La esperanza del árbol pequeño
El dolor a veces nos hace egoístas y nos sentimos superiores frente a quienes no han vivido el trauma
En estos días tengo miedo de encender el televisor. Me salto páginas del periódico y, cuando agarro el móvil, evito el Discover que desliza mis pulgares desde la ley de bienestar animal al modelo rojo que luce, en una boda aristocrática, la novia de un presunto delincuente blanqueado por la prensa y el glamur. No sé cómo comportarme ante el horror. Pienso en: la repugnante jerarquización de las víctimas, la propaganda de guerra, la impunidad de unos frente a otros, Hollywood, la atónita expresión de una compañera estadounidense que, durante los atentados del 11-S, entra en mi despacho de la universidad: “¿Por qué nos odian?”. El dolor a veces nos hace egoístas y nos sentimos superiores frente a quienes no han vivido el trauma. Lo saben las personas que padecen las secuelas del síndrome del aceite tóxico de colza, las que han sufrido picana. Supervivientes de campos de concentración.
En estos días, me pregunto qué puedo hacer, y recuerdo a Adorno renegando de la poesía después de Auschwitz, buscando un lenguaje ajeno a las marcas del nazismo; repaso aquella filosofía posmoderna, falsamente naif, que renegó de la razón ilustrada a consecuencia de los horrores en los que había degenerado. Ahora, tras la renuncia, las búsquedas equidistantes, el fin de la historia y del metarrelato, llegamos a otro límite de desesperanza: soledad, individualismo, el sentimiento de pertenecer solo a las comunidades en línea, destrucción de la memoria, dificultan la búsqueda de luces en el horizonte. La izquierda, calificada de escoria por la ultraderecha y de no ser lo suficientemente contundente contra Hamás según un civilizado derechista apellidado Sémper, condena los secuestros y atentados contra los civiles en Israel, pero también denuncia que Gaza es la mayor prisión a cielo abierto del planeta. Condena el asedio y apela al derecho internacional. Porque la guerra tiene reglas que no se están respetando. En Israel, hay voces que se avergüenzan de la situación del pueblo palestino y reivindican la creación de un Estado que no es posible por las ambiciones territoriales de los colonos. La comunidad internacional mira hacia otro lado y la izquierda-escoria, como yo, se pregunta qué podemos hacer.
Pienso en la atónita expresión de una compañera estadounidense que, durante los atentados del 11-S, entra a mi despacho de la universidad: “¿Por qué nos odian?”.
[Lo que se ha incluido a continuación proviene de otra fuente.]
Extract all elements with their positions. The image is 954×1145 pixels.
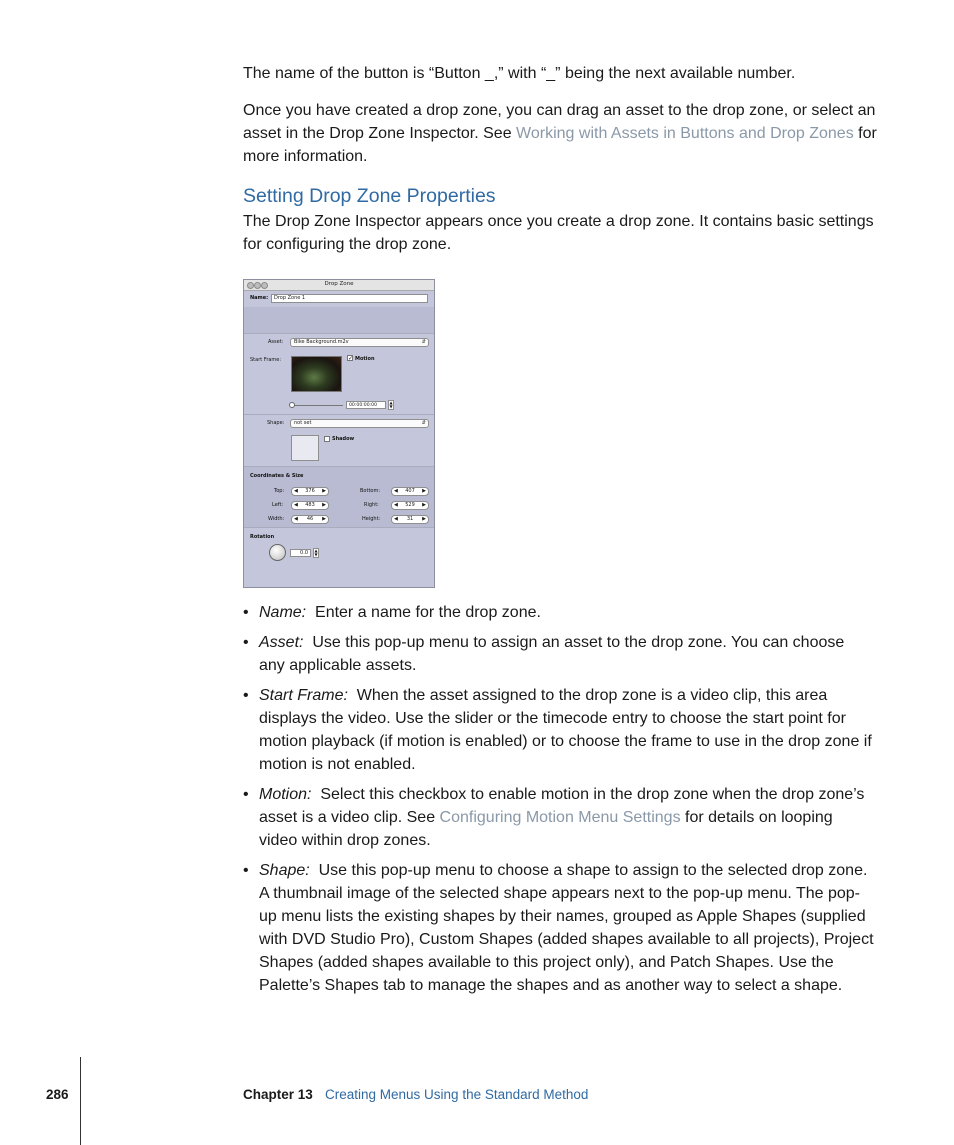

Desde esta tribuna, protesto ante la cancelación en la Feria de Fráncfort del homenaje a Adanía Shibli, escritora palestina, que en su novela Un detalle menor denuncia una violación y un asesinato cometidos por soldados israelíes en 1949. También, quiero rescatar Zona ciega de Lina Meruane y Palestina. El hilo de la memoria de Teresa Aranguren, un libro limpio ―también es claro, pero sobre todo limpio―, en el que se intenta entender lo que pasa a través del recuento histórico. Sin sentimentalismos, Aranguren nos acongoja la razón con “mirada no imparcial porque sus ojos nacen de la memoria”. Aranguren tira del hilo y presenta imágenes desnudas de una cotidianidad silenciada. Imágenes como las de Inch´Allah, película de Anaïs Barbeau-Lavalette, escritora y documentalista de Quebec, galardonada con el FIPRESCI en la Berlinale 2013: una tocóloga, Chloe, asiste a mujeres en Cisjordania y cada día atraviesa ese muro de la vergüenza tras el que se esconde una infancia envejecida que lee revistas pornográficas y habla con el presidente de Israel a través de un zapato viejo… La alegría de los niños disfraza su odio, su rabia: un “chulito” palestino se enfrenta a un furgón del ejército israelí. Lo embiste. Quiere frenarlo con su cuerpo. Al final, un agujero en el muro: un niño desconcertado mira a través de él y ve un árbol grande y, al lado, otro más pequeño. Nuestra responsabilidad consiste en hacer posible la esperanza del árbol pequeño.